Chern-Schwartz-MacPherson classes in the point of view of Obstruction Theory and Lipschitz framework

TL;DR

This paper revisits the obstruction-theoretic approach to defining Chern-Schwartz-MacPherson classes, demonstrating a simplified construction within the Lipschitz framework that enhances understanding of singular varieties.

Contribution

It introduces a streamlined method for defining Chern classes of complex analytic varieties using obstruction theory in the Lipschitz setting, reviving and simplifying Schwartz's original ideas.

Findings

Simplified construction of Chern classes in Lipschitz framework

Reinterpretation of Schwartz's obstruction theory approach

Enhanced understanding of singular varieties' characteristic classes

Abstract

Since Chern and Grothendieck, Chern's characteristic class theory has made significant progress.

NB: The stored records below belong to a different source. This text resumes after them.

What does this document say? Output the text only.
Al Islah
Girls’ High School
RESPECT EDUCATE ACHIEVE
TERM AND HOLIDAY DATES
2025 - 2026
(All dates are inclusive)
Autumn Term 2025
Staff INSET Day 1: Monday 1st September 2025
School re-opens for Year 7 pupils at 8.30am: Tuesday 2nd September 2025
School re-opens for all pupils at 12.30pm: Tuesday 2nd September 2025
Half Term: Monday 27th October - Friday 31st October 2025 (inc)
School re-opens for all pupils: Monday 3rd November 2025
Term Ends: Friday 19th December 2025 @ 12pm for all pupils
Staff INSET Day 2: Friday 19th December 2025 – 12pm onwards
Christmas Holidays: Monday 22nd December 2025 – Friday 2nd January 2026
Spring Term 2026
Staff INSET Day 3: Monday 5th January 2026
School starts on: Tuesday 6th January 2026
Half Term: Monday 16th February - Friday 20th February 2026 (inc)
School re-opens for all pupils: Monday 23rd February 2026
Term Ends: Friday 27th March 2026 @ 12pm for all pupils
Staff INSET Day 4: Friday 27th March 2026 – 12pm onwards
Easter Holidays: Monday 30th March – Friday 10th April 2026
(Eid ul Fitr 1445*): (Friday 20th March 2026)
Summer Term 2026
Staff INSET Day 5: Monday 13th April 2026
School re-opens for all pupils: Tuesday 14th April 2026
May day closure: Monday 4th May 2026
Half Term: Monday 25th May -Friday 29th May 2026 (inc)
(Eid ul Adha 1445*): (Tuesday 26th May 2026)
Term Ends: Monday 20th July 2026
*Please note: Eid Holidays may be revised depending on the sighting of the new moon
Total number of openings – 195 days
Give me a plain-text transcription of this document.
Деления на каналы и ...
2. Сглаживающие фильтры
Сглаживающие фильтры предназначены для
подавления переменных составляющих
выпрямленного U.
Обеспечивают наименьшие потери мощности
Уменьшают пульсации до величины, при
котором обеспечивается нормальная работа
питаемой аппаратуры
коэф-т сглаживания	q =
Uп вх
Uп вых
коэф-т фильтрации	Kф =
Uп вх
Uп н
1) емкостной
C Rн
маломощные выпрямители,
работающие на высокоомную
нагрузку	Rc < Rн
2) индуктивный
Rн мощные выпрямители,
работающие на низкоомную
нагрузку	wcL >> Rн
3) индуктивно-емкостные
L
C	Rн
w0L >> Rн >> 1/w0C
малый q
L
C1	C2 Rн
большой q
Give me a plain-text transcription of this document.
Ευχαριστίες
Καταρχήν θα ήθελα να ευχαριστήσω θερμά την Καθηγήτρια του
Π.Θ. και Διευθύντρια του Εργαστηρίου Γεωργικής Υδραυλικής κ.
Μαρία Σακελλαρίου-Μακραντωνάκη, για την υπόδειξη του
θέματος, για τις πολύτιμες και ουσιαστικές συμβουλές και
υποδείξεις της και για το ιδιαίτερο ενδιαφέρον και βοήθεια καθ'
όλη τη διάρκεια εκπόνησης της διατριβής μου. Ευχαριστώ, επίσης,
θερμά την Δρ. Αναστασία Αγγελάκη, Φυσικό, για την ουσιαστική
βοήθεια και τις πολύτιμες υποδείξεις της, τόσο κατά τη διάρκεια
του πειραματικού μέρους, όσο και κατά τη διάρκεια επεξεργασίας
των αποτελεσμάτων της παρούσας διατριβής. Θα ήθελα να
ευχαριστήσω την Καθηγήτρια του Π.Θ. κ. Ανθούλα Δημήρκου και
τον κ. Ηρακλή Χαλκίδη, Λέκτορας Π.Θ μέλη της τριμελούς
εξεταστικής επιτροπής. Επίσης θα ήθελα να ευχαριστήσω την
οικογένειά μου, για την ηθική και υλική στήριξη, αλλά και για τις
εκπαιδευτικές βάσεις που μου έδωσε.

In particular with regard to the classes of singular varieties. Conjectured by Grothendieck and Deligne and demonstrated by MacPherson, Chern classes of singular varieties have been defined in several ways, such as using polar varieties, Lagrangian theory... However, the initial definition using obstruction theory, due to Marie-H\'el\`ene Schwartz, has been forgotten. Despite the simple ideas that enabled the obstruction definition, their implementation using Whitney stratifications requires delicate and technical constructions. In the present article, we show that in the Lipschitz framework, the ideas of Marie-H\'el\`ene Schwartz lead to a simplified definition and construction of Chern classes of complex analytic varieties.